Açıklamanın tam metni aşağıdadır:


Çocuk Yaşta Evliliği Özendiren, Çocukları İstismar Etmeye Yönelik Söylem ve Girişimlere Son Verilmelidir! 

Bir insanın çocukluk dönemini geride bırakıp kendine yetecek şekilde hayatını sürdürebilmesi, yani erişkin olabilmesi için, biyolojik gelişimini tamamlanmasının yanı sıra toplumsal yapımızın sahip olduğu ve yaşamın gerektirdiği pek çok beceriyi ve bilgiyi de edinmesi zorunluluğu vardır.
 

Toplumumuzda erkekler için erken yaşta evlilik daha az rastlanan bir durumdur. Kız çocuklarının çocuk kabul edilen yaşta, kendilerinden oldukça büyük erkeklerle evlilikleri ise, var olan evliliklerin yaklaşık olarak üçte birini oluşturmaktadır. Erken yaşta evlendirilen kız çocukları kendilerini geliştirme koşul ve olanaklarından yoksun bırakılarak, yerine getirmekte zorlanacağı birçok sorumlulukla karşı karşıya kalmaktadır. Kız çocuklarının erken yaşta evlendirilmesi, yaşamının sonraki dönemlerinde de olumsuz etkilerinin sürdüğü çocuğa yönelik bir cinsel istismarı içermektedir. Bu tür evlilikler, eğitim hakkının engellenmesi gibi, çocuk haklarının ihlaline neden olmaktadır. Çocukların erken yaşta sosyal çevrelerinden soyutlanmasını getirerek sosyal becerilerin edinilmesini güçleştirmektedir. Çocuk yaşta evlenen kız çocuklarının maruz kaldığı aile içi fiziksel ve cinsel şiddetin, erişkin yaştaki evliliklere göre daha yüksek oranda görüldüğü bilinmektedir. Çocuk yaşta evlenme ve anne olma, çeşitli sağlık sorunlarına neden olabilmektedir. Çocuk yaşta evlenen kız çocuklarında, erişkin yaşamda evlenenlere göre, istenmeyen gebelikler daha yüksek oranda görülmekte, erken ve zor doğum riskinin daha yüksek olduğu bildirilmektedir. Çocuk yaşta evlilik bir çocuğun hayatının çalınması, geleceğinin karartılmasıdır.
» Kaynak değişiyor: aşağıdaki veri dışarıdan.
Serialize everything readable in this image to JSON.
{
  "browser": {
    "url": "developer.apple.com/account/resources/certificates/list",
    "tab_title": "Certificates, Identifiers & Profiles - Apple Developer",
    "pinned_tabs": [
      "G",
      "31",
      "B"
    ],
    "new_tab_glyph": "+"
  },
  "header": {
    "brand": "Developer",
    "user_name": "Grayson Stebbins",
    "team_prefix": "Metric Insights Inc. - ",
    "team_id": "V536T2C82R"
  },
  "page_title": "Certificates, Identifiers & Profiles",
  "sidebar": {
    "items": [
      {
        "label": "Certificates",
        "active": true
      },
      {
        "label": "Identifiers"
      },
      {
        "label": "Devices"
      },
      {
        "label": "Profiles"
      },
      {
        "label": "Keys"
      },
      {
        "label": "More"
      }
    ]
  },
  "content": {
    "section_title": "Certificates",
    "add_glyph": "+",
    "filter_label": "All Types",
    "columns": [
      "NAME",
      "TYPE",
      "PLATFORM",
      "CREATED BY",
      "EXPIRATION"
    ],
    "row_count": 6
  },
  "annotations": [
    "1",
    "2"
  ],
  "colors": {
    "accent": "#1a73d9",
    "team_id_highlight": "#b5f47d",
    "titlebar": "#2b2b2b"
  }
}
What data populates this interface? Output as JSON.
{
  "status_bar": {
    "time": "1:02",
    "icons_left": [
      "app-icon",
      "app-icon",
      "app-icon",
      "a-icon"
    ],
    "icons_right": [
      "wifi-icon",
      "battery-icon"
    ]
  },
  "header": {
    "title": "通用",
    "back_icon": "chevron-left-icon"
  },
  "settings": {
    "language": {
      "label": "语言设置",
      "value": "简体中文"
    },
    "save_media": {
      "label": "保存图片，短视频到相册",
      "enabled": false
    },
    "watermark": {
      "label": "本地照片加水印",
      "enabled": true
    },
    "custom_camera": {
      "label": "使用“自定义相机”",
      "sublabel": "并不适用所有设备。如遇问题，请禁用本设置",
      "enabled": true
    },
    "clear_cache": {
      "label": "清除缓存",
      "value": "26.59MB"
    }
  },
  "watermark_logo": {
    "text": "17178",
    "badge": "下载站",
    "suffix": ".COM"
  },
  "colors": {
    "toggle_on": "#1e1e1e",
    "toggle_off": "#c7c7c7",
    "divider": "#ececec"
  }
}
Aralarında Birleşmiş Milletler Çocuk Hakları Sözleşmesi’nin de yer aldığı pek çok uluslararası belgede, 0-18 yaşında olanlar “çocuk” olarak tanımlanmaktadır. Taraf devletler açısından bağlayıcı yasal yaptırımlar içeren söz konusu belgeler; başta devletin ilgili kurumları, hukuk, sağlık ve eğitimden sorumlu meslek grupları ve ebeveynler olmak üzere, çocukların içinde yer aldığı erişkin toplumunun tüm kesimlerini çocuklara karşı sorumluluklarını yerine getirmekle yükümlü kılmaktadır. Doğumdan 18 yaşına kadar gelişimlerinin çeşitli evrelerinde çocukların bakımı, zarardan korunması, çıkarlarının savunulması ve birer erişkin olarak yetiştirilmeleri konusunda çaba gösterilmesi, erişkin toplumunun yasal ve ahlaki sorumluluğudur. Çocukların gelişim evrelerindeki gereksinimlerinin tanınması ve karşılanması, ailelerin, hekimlerin ve toplumun bu gereksinimler doğrultusunda gerekli düzenlemeleri yaparak sorumluluklarını yerine getirmesi, günümüzde bir toplumun çocuklara verdiği değerin en somut göstergesi olarak kabul edilmektedir.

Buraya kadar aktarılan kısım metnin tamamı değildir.